Локон держался буквально на честном слове. Должна ли Фанни дойти до немыслимых высот отваги – дернуть его, дать ему упасть? Блестящий, он будет заметен на ковре, и Эдвард гарантированно увидит его. Кстати, остальные локоны тоже, того и гляди, отвалятся. Все из-за встряски, которую он ей устроил. Нельзя трясти женщину, чьи волосы крепятся к голове заколками, а не произрастают из волосяных луковиц, – по крайней мере без предупреждения, не дав времени снивелировать эффект встряски посредством дополнительных заколок. Как не стыдно Эдварду в свои шестьдесят встряхивать ее, пятидесятилетнюю! Что за ребячество! Почему Фанни должна за него краснеть? Посмотрел бы лучше на себя в зеркало. На них обоих посмотрел бы – хороша парочка!

– Остаться? – повторил Эдвард, на сей раз с негодованием. – Я только что сказал, что хочу на тебе жениться, ты не ответила, а предлагаешь остаться к обеду и занимать болтовней целую толпу родственниц?

– Их только две, – поправила Фанни, возясь с локоном.

– Будь я проклят, если соглашусь! – воскликнул Эдвард.

– Недурная формулировка отрицательного ответа, – улыбнулась Фанни, глядя в зеркало.

– Ну да. А теперь выдай пример недурной формулировки ответа положительного, – парировал Эдвард, надвигаясь на Фанни сзади с видом почти хищным.

– Тут и мудрить нечего. Будь я проклята, если соглашусь, – снова улыбнулась Фанни.

– Фанни!

Он приблизился и схватил ее за талию, и тогда Фанни, вскинув ладонь к уху, произвела быстрый рывок, после чего дотянулась до выключателя – и щелкнула.

Свет залил комнату. Свет выявил все неровности, все следы упадка – как на стенах и на полу, так и на лицах Эдварда и Фанни. Эдвардова голова засияла, точно отполированный шар из розовой слоновой кости.

– Посмотри, Эдвард, – произнесла Фанни, указывая на двойное отражение в зеркале. – Нет, ты только посмотри.
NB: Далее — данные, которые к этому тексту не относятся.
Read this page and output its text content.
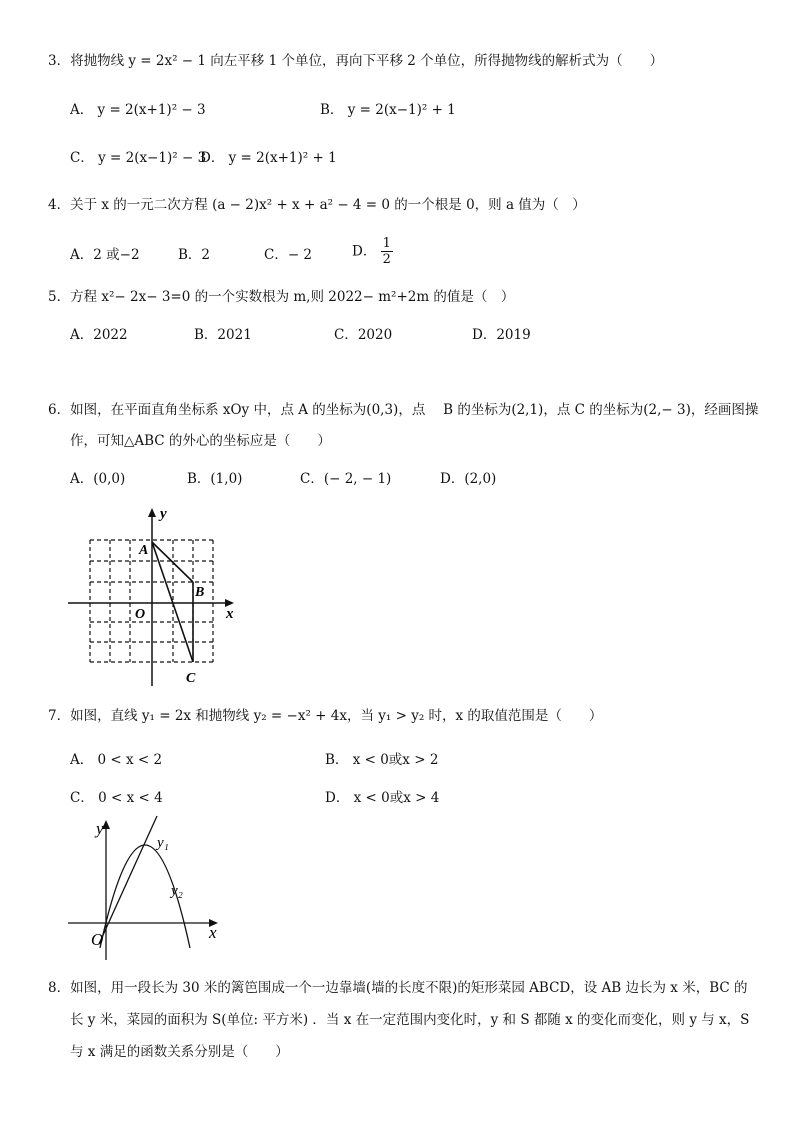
3．将抛物线 y = 2x² − 1 向左平移 1 个单位，再向下平移 2 个单位，所得抛物线的解析式为（　　）
A． y = 2(x+1)² − 3	B． y = 2(x−1)² + 1
C． y = 2(x−1)² − 3
D． y = 2(x+1)² + 1
4．关于 x 的一元二次方程 (a − 2)x² + x + a² − 4 = 0 的一个根是 0，则 a 值为（　）
A．2 或−2	B．2	C．− 2	D． $\frac{1}{2}$
5．方程 x²− 2x− 3=0 的一个实数根为 m,则 2022− m²+2m 的值是（　）
A．2022	B．2021	C．2020	D．2019
6．如图，在平面直角坐标系 xOy 中，点 A 的坐标为(0,3)，点　 B 的坐标为(2,1)，点 C 的坐标为(2,− 3)，经画图操
作，可知△ABC 的外心的坐标应是（　　）
A．(0,0)	B．(1,0)	C．(− 2, − 1)	D．(2,0)
y
x
O
A
B
C
7．如图，直线 y₁ = 2x 和抛物线 y₂ = −x² + 4x，当 y₁ > y₂ 时，x 的取值范围是（　　）
A． 0 < x < 2	B． x < 0或x > 2
C． 0 < x < 4	D． x < 0或x > 4
y
x
O
y₁
y₂
8．如图，用一段长为 30 米的篱笆围成一个一边靠墙(墙的长度不限)的矩形菜园 ABCD，设 AB 边长为 x 米，BC 的
长 y 米，菜园的面积为 S(单位: 平方米) ．当 x 在一定范围内变化时，y 和 S 都随 x 的变化而变化，则 y 与 x，S
与 x 满足的函数关系分别是（　　）
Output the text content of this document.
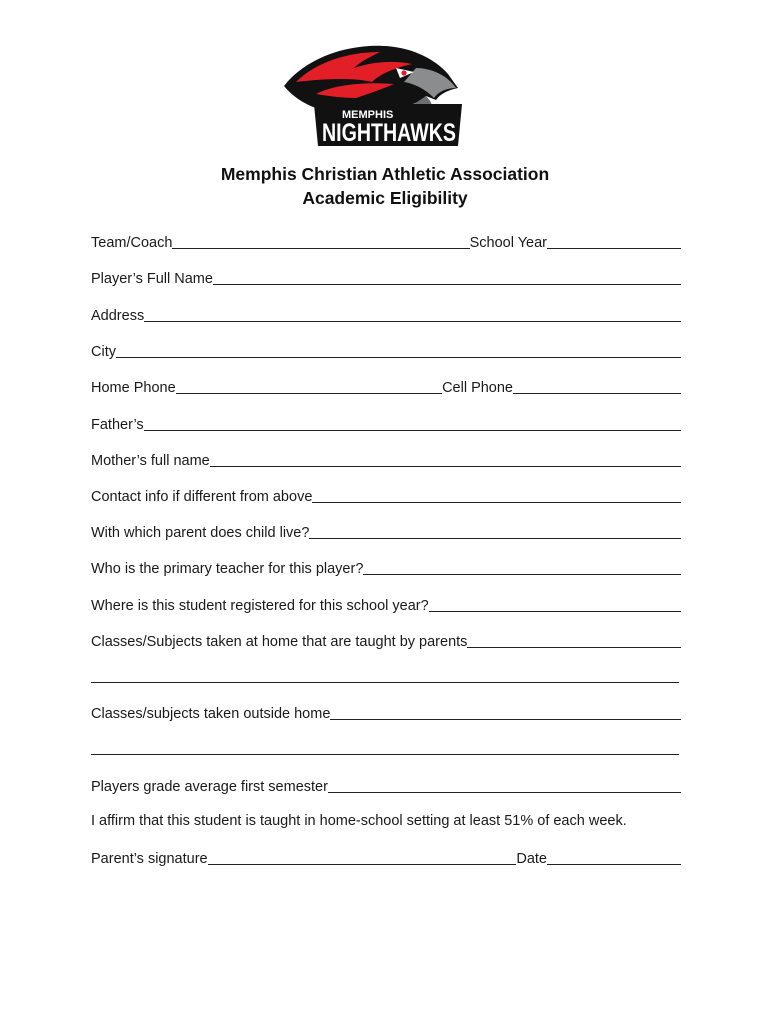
MEMPHIS
NIGHTHAWKS
Memphis Christian Athletic Association
Academic Eligibility
Team/Coach	School Year
Player’s Full Name
Address
City
Home Phone	Cell Phone
Father’s
Mother’s full name
Contact info if different from above
With which parent does child live?
Who is the primary teacher for this player?
Where is this student registered for this school year?
Classes/Subjects taken at home that are taught by parents
Classes/subjects taken outside home
Players grade average first semester
I affirm that this student is taught in home-school setting at least 51% of each week.
Parent’s signature	Date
Но Эдвард не смотрел. Эдвард отводил глаза. Зачем смотреть? Какой в этом прок? Он и сам знает, что там, в зеркале, отражено то, чего век бы не видеть.

– Фанни, – заговорил он (руки его обвили ее талию, лицом он уткнулся ей в волосы, а она затаив дыхание ждала, что вот сейчас локоны посыплются на пол, сейчас Эдварда постигнет шок), – не произноси этих гадких слов: «возраст», «старость», не применяй их к нам с тобой. Мы вступаем в лучшую пору жизни. Мы стоим на пороге наслаждений. Нас ждут радость и счастье. Мы поедем в Монте-Карло. Боже, как я мечтал о Монте-Карло на треклятом острове, где от черномазых плюнуть некуда! Нехорошая девочка! Капризная девочка! Ну да ничего: вернулся твой Чижик, уж он за тебя возьмется…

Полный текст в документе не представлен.